Replevin of a "pair of oxen," by a partnership duly adjudged insolvent, against the assignee of the estate. The only question is: whether the oxen owned by the firm were exempt from attachment and seizure on execution.
Whether the particular business of the partnership was such as required the use of oxen does not appear. But even assuming that the "pair of oxen" replevied to have been (in the language of R. S., c. 81, § 62, cl. 7), "a pair of working cattle" actually used in and about the firm's business, we are of opinion that they were not exempt. Joint debtors are not within the letter of the statute. The language of the whole ten clauses of R. S., c. 81, § 62, specifying the property exempted is predicated upon the idea that the beneficiary is an individual. Exemption therein provided is recognized as the privilege of an individual and not of a firm or other joint association or corporation. No suggestion of partnership or other joint ownership appears in the statute. The single "debtor," "he," "himself" and "his family" are the terms adopted. The clause under which this case falls provides, "If he has more than one pair of working cattle, may elect," etc., with several like uses of the singular pronoun. R. S., c. 81, § 32, cl. 7. It would seem, therefore, that the property, which can claim exemption from writ and execution, must be owned in severalty and not jointly.
The various insuperable difficulties in attempting to apply exemption to the property of a partnership are very clearly pointed out in Pond v.

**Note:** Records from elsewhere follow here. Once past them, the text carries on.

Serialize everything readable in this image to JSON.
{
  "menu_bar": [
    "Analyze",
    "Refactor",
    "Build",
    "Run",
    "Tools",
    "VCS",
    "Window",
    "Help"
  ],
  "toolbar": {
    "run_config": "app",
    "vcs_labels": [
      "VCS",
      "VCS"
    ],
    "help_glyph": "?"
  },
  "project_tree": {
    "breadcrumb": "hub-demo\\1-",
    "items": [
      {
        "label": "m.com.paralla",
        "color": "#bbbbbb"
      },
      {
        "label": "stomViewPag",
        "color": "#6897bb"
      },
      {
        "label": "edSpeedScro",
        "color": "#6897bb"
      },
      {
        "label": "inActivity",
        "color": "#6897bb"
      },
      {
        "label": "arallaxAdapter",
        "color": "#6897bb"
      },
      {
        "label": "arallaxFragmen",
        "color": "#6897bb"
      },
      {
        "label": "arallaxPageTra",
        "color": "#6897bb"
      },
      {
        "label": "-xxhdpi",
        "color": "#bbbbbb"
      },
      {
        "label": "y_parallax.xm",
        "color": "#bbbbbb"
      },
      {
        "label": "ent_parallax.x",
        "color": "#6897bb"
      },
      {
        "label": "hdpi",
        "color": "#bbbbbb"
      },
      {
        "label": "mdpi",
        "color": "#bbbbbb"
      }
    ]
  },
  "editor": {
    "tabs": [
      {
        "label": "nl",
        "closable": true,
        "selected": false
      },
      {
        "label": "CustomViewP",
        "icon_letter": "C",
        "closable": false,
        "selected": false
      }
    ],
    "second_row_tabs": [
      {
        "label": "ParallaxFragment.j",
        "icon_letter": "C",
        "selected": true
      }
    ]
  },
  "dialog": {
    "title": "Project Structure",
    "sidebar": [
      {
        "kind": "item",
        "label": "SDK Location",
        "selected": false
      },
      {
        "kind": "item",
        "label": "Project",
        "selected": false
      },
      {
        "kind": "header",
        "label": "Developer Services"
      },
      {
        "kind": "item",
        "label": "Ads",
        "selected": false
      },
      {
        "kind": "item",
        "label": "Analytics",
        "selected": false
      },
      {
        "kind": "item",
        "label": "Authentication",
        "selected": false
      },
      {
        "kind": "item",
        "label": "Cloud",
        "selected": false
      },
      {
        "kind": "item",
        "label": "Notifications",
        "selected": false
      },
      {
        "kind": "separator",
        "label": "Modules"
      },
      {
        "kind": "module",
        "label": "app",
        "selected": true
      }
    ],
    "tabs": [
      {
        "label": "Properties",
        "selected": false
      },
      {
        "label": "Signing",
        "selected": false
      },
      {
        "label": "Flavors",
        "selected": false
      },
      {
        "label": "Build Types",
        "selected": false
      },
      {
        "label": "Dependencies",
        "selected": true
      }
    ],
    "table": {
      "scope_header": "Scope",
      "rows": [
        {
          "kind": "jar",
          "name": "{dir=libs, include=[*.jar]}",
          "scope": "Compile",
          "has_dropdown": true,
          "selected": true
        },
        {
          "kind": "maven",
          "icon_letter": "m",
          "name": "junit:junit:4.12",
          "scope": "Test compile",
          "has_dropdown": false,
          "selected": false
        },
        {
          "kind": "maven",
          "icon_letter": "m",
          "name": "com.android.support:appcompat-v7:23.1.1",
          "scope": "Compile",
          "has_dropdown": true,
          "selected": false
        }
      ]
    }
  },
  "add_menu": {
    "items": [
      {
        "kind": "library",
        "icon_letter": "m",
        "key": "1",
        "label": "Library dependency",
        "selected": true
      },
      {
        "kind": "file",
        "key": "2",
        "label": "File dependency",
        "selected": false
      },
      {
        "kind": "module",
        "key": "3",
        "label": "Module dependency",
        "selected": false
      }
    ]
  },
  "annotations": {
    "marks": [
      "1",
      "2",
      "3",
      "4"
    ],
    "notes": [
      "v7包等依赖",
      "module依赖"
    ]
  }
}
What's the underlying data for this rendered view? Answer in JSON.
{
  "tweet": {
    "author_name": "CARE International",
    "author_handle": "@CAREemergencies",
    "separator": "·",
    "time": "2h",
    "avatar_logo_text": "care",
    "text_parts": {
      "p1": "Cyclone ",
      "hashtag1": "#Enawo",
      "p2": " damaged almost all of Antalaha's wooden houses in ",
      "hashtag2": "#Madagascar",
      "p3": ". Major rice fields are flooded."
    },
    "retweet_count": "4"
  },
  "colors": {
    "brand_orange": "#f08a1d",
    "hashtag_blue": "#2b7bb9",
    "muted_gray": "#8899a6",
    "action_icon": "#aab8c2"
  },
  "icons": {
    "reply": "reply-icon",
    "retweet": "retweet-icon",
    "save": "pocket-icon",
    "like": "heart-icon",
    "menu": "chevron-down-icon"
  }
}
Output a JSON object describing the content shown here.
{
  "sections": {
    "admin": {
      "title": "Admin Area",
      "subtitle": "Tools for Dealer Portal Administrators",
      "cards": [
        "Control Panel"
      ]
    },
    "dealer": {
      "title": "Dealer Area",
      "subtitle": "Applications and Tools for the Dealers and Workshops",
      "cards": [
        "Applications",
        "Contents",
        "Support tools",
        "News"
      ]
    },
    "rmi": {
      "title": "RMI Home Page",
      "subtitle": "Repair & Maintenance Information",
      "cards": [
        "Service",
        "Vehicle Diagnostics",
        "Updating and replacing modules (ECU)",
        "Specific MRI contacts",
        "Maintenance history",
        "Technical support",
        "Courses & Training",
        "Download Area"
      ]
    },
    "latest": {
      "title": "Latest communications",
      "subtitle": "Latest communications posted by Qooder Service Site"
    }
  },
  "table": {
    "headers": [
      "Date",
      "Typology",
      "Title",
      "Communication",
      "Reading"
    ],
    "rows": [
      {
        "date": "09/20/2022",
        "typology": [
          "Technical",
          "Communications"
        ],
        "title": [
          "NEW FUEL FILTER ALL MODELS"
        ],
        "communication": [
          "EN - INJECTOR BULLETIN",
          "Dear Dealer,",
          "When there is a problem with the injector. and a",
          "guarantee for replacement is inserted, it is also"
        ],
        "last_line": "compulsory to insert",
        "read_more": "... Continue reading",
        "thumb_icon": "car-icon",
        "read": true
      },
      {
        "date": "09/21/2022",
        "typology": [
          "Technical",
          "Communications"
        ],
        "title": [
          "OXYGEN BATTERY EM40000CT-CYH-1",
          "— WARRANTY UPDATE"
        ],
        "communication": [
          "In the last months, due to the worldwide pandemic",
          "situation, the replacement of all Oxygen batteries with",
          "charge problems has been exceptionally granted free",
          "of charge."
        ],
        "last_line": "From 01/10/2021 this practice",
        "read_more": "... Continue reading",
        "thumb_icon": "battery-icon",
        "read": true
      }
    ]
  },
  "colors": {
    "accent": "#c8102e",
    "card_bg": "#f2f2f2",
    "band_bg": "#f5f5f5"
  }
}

Kimball, 101 Mass. 105.
Moreover, although in some jurisdictions the contrary view is taken, still the great weight of deliberate and well considered cases hold that individual and not partnership property is exempt. Pond v. Kimball, supra; Bonsall v. Cornly, 44 Pa. St. 442; Guptil v. McFee, 9 Kans. 30; In re, Handlin, 3 Dill. C. C. Rep. 290; Russell v. Lennon, 39 Wis. 573, overruling Gilman v. Williams, 7 Wis. 336 cited by the plaintiff. Pars. Pr. Part. 314. Hence in accordance with the agreement of the parties the entry must be
Judgment for defendant for $200, and interest from date of writ, with full costs.
PETERS, C. J., WALTON, EMERY, FOSTER and HASKELL, JJ., concurred.